Fermentações e experiências à parte, a maioria fará forte a proposta orçamental para 2024, com as narrativas do enfardo para acautelar os riscos do futuro, das melhorias diretas sugadas pelas incidências indiretas, dos recuos em algumas propostas contestadas para gerar o “podia ser pior” e das condescendências simbólicas com restantes partidos para afirmar a humildade da maioria absoluta e são funcionamento da democracia. E é aqui que reside algum do interesse do debate orçamental que se segue. Saber se a maioria cede aos antigos parceiros de solução governativa naquilo que poderia fazer de modo próprio para responder às pessoas e ao país? Saber se volta a ir nos encantamentos pseudo-modernos do PAN depois da viabilização do governo de direita na Madeira ou se tenta resgatar eleitorados rurais e do Interior perdidos com os enleios anteriores? Saber se é conquistada alguma coerência e moderação num conjunto de opções políticas, ora de defesa da liberalização, ora de condicionamento do mercado, sem ganhos aparentes para as pessoas e para o país, porque lesivos da previsibilidade mínima na gestão da coisa pública. E depois há, em paralelo, um conjunto de contestações e disrupções na saúde, na educação, na justiça e nos serviços públicos que persistem num quadro de necessidade em que as cedências serão geradoras de novas efervescências setoriais perante a incredulidade dos cidadãos contribuintes.

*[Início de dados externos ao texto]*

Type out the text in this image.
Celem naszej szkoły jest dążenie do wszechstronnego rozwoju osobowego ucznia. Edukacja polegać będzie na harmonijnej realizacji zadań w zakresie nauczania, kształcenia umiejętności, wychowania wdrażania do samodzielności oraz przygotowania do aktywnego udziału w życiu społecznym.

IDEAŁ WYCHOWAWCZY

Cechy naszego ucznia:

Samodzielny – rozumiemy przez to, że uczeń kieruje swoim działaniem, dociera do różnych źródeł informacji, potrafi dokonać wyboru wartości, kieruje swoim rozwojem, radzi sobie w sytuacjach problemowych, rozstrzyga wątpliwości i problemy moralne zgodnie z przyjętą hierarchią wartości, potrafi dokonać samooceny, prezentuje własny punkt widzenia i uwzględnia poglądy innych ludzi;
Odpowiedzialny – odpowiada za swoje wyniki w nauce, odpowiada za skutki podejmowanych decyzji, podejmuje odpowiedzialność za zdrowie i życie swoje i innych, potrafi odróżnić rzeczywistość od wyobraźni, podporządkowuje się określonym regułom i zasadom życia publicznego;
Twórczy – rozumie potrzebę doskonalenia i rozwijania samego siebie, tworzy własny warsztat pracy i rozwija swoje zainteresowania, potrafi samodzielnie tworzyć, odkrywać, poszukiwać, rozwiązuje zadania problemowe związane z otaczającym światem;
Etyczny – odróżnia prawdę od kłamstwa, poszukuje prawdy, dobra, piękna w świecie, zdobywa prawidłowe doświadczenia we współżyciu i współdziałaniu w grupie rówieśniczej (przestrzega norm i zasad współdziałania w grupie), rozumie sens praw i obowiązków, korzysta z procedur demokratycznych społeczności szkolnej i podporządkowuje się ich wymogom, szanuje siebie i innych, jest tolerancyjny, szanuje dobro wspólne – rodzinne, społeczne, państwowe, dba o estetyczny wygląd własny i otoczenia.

Definitivamente, as fermentações vão prosseguir, de massa mãe em massa mãe até um dia em que o pão duro ditará a sua lei, implacável com a persistência do exercício.
NOTAS FINAIS
DESUMANIDADE DENTRO DE CASA. Vê-se tanta efervescência com outras latitudes e longitudes e condescende-se com o que não podia acontecer no burgo, em 2023, quase 50 anos depois de Abril. Grávida enviada para casa com bebé morto na barriga por falta de vaga no Hospital de Loures. Terá estado nesse estado entre terça e quinta.

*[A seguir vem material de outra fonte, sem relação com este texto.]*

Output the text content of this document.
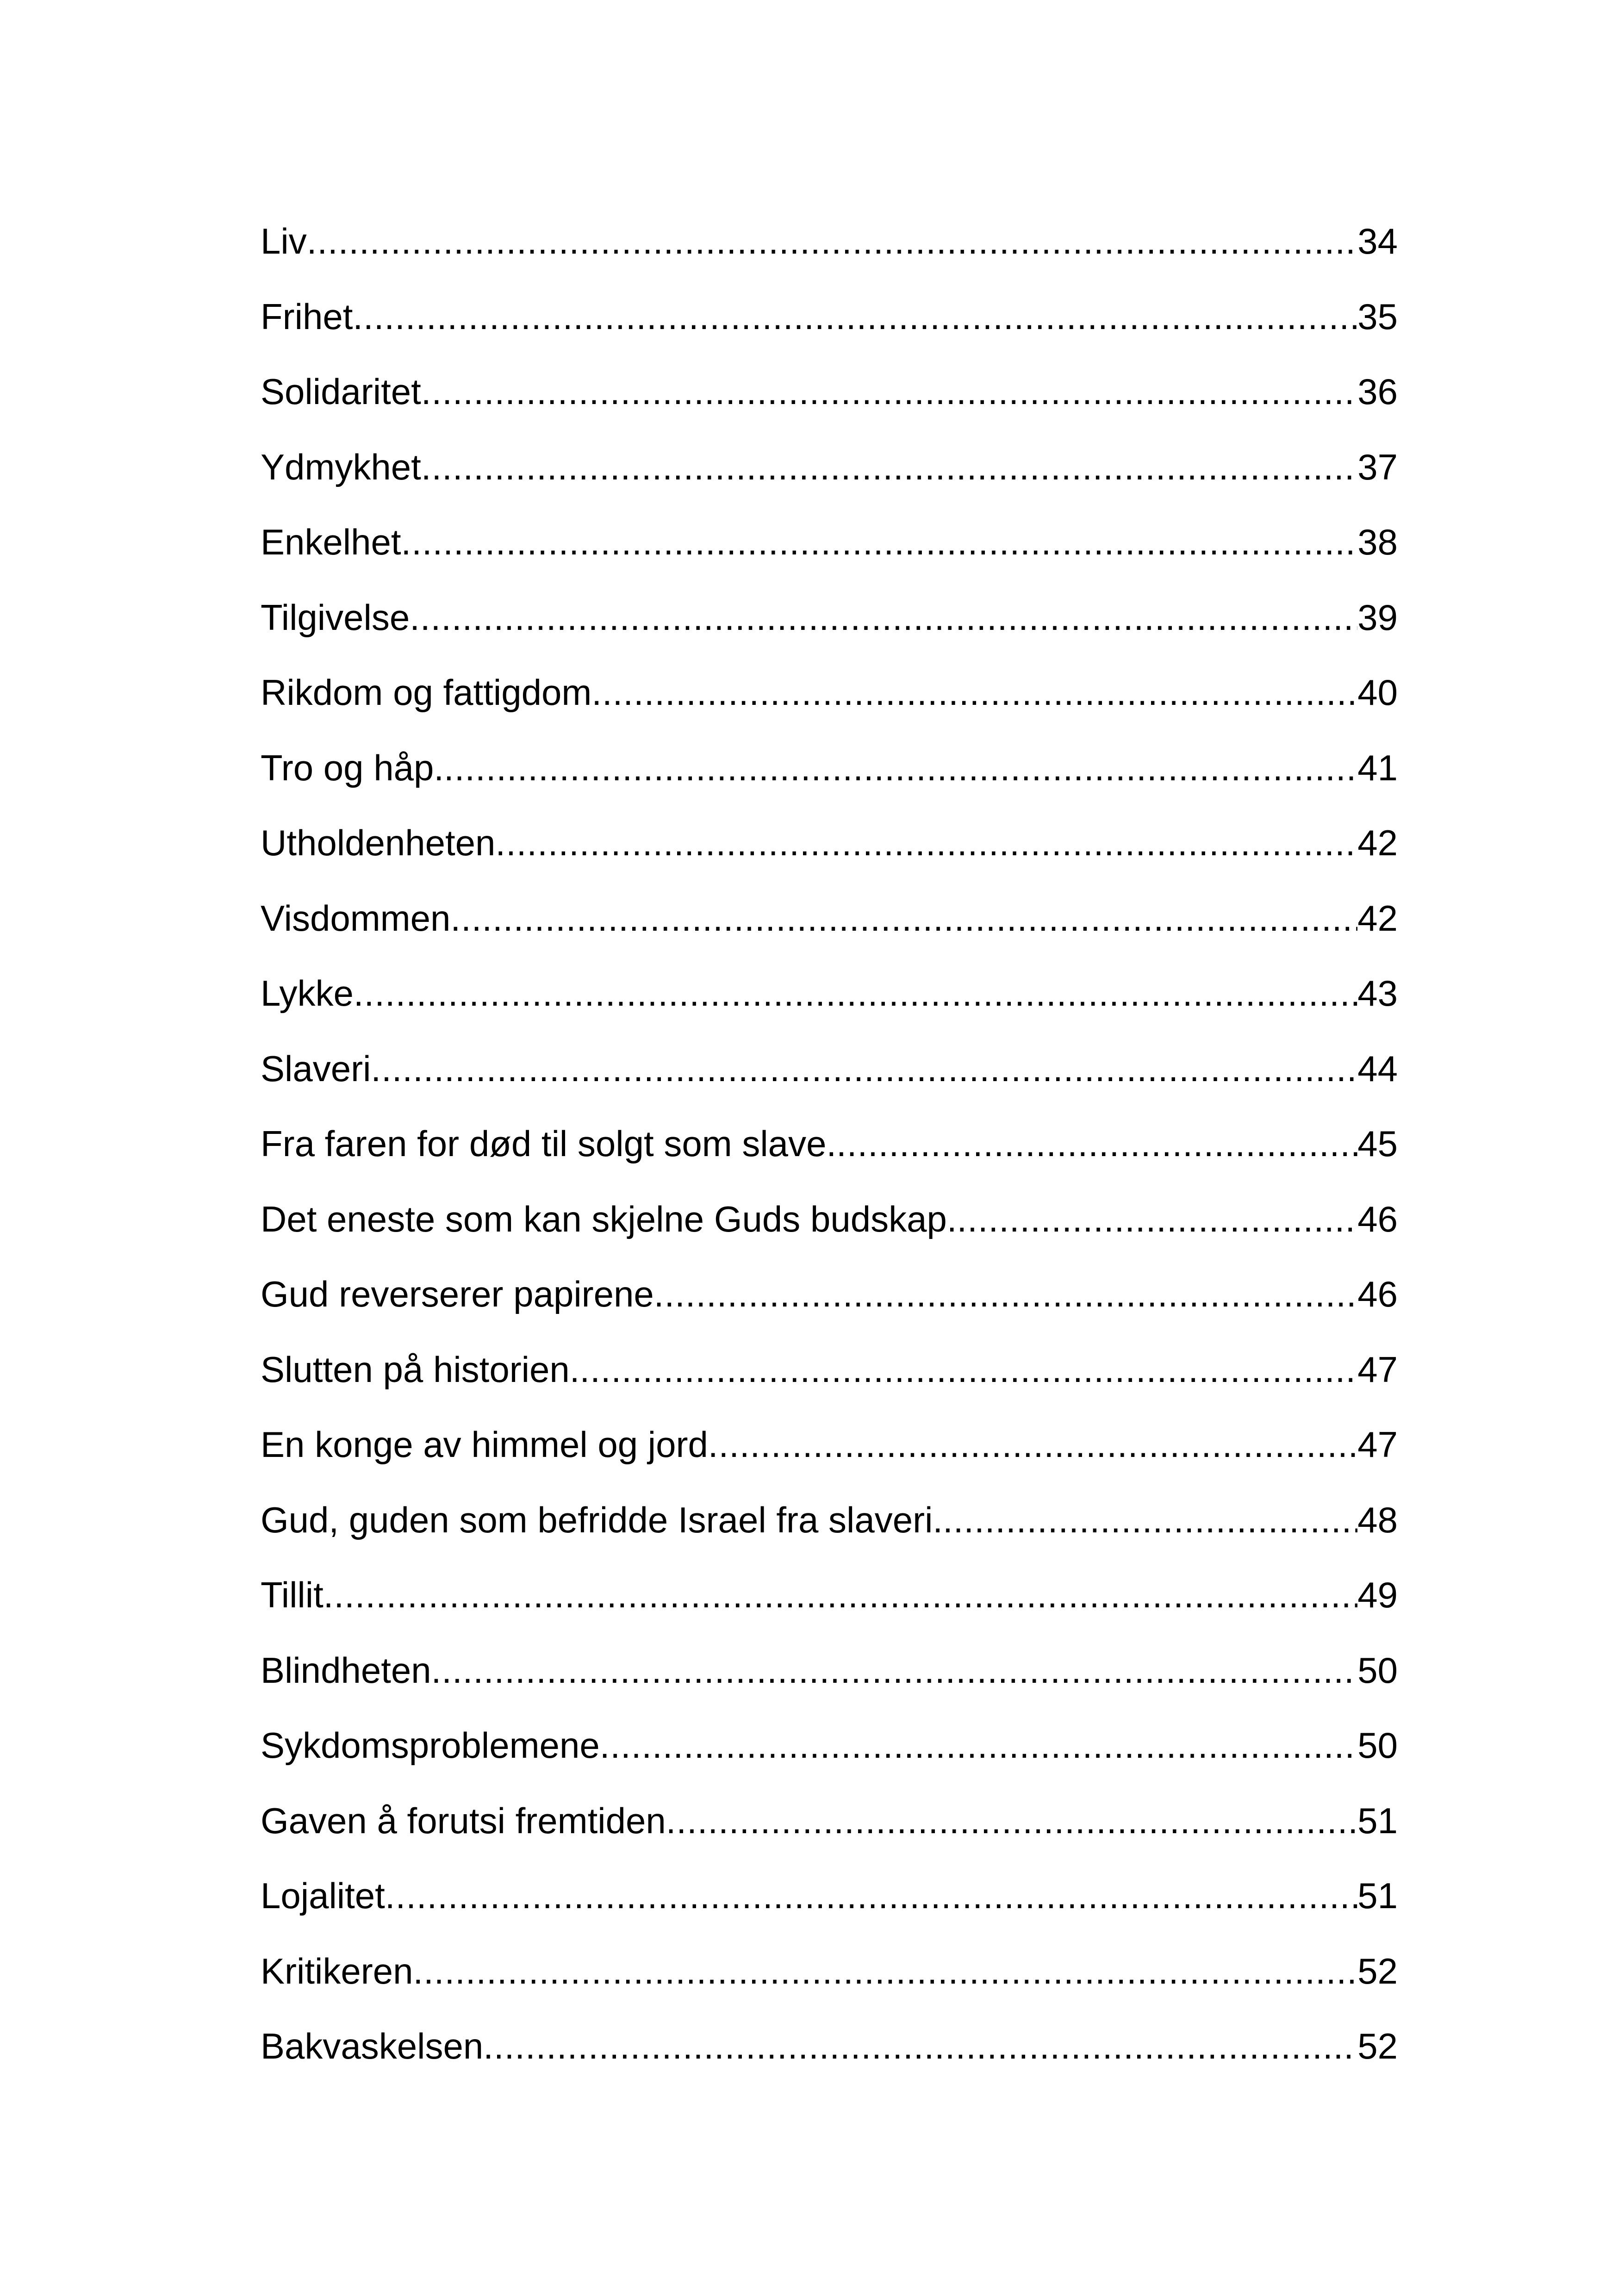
Liv .....	34
Frihet .....	35
Solidaritet .....	36
Ydmykhet .....	37
Enkelhet .....	38
Tilgivelse .....	39
Rikdom og fattigdom .....	40
Tro og håp. .....	41
Utholdenheten .....	42
Visdommen .....	42
Lykke .....	43
Slaveri .....	44
Fra faren for død til solgt som slave. .....	45
Det eneste som kan skjelne Guds budskap. .....	46
Gud reverserer papirene .....	46
Slutten på historien. .....	47
En konge av himmel og jord .....	47
Gud, guden som befridde Israel fra slaveri. .....	48
Tillit .....	49
Blindheten .....	50
Sykdomsproblemene .....	50
Gaven å forutsi fremtiden .....	51
Lojalitet .....	51
Kritikeren .....	52
Bakvaskelsen .....	52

PATOS BRAVOS. Sem compromisso com nada que seja valores e princípios gerais, em modo vigente de sobrevivência política do quadro de vale tudo em política, só os interesses particulares contam, pavoneiam-se entre “o que é que eu ganho” e “o que é melhor para o chefinho”. É esta a fornada político-partidária que temos para futuro, desalinhados com a memória e o património de valores.